PLoS ONE (Jan 2020)
Conserved sequence motifs in the abiotic stress response protein late embryogenesis abundant 3.
Abstract
LEA3 proteins, a family of abiotic stress proteins, are defined by the presence of a tryptophan-containing motif, which we name the W-motif. We use Pfam LEA3 sequences to search the Phytozome database to create a W-motif definition and a LEA3 sequence dataset. A comprehensive analysis of these sequences revealed four N-terminal motifs, as well as two previously undiscovered C-terminal motifs that contain conserved acidic and hydrophobic residues. The general architecture of the LEA3 sequences consisted of an N-terminal motif with a potential mitochondrial transport signal and the twin-arginine motif cut-site, followed by a W-motif and often a C-terminal motif.
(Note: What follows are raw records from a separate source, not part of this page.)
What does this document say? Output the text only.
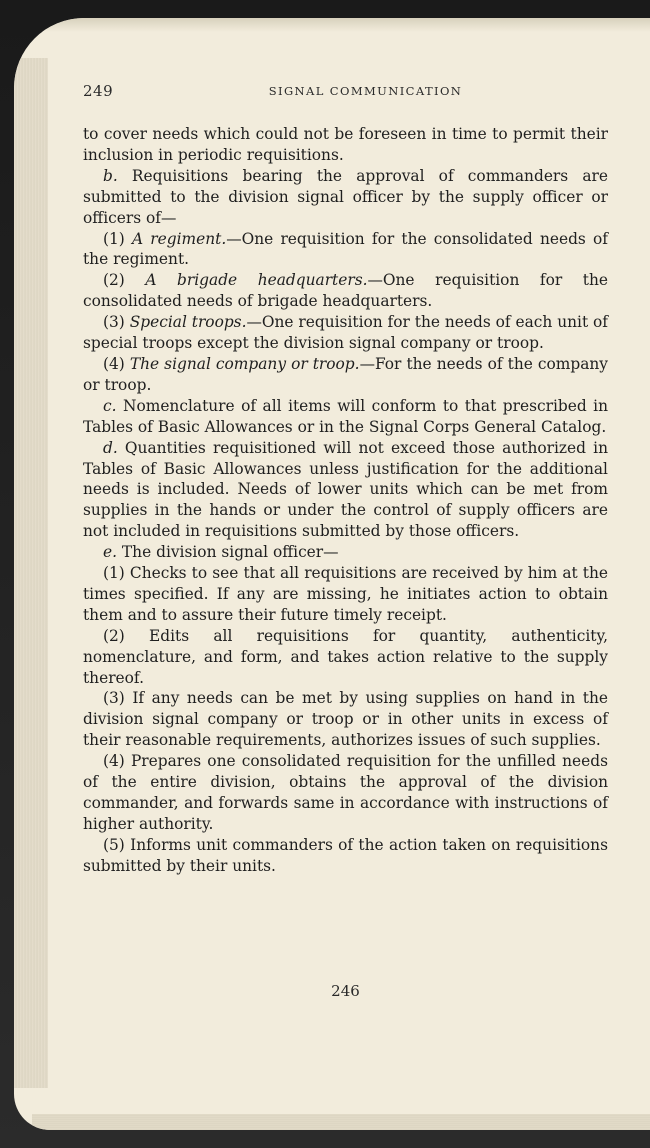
249	SIGNAL COMMUNICATION

to cover needs which could not be foreseen in time to permit their inclusion in periodic requisitions.

b. Requisitions bearing the approval of commanders are submitted to the division signal officer by the supply officer or officers of—

(1) A regiment.—One requisition for the consolidated needs of the regiment.

(2) A brigade headquarters.—One requisition for the consolidated needs of brigade headquarters.

(3) Special troops.—One requisition for the needs of each unit of special troops except the division signal company or troop.

(4) The signal company or troop.—For the needs of the company or troop.

c. Nomenclature of all items will conform to that prescribed in Tables of Basic Allowances or in the Signal Corps General Catalog.

d. Quantities requisitioned will not exceed those authorized in Tables of Basic Allowances unless justification for the additional needs is included. Needs of lower units which can be met from supplies in the hands or under the control of supply officers are not included in requisitions submitted by those officers.

e. The division signal officer—

(1) Checks to see that all requisitions are received by him at the times specified. If any are missing, he initiates action to obtain them and to assure their future timely receipt.

(2) Edits all requisitions for quantity, authenticity, nomenclature, and form, and takes action relative to the supply thereof.

(3) If any needs can be met by using supplies on hand in the division signal company or troop or in other units in excess of their reasonable requirements, authorizes issues of such supplies.

(4) Prepares one consolidated requisition for the unfilled needs of the entire division, obtains the approval of the division commander, and forwards same in accordance with instructions of higher authority.

(5) Informs unit commanders of the action taken on requisitions submitted by their units.

246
Analysis of species distribution of the motifs showed that one architecture was found exclusively in Commelinids, while two were distributed fairly evenly over all species. The physiochemical properties of the different architectures showed clustering in a relatively narrow range compared to the previously studied dehydrins. The evolutionary analysis revealed that the different sequences grouped into clades based on architecture, and that there appear to be at least two distinct groups of LEA3 proteins based on their architectures and physiochemical properties. The presence of LEA3 proteins in non-vascular plants but their absence in algae suggests that LEA3 may have arisen in the evolution of land plants.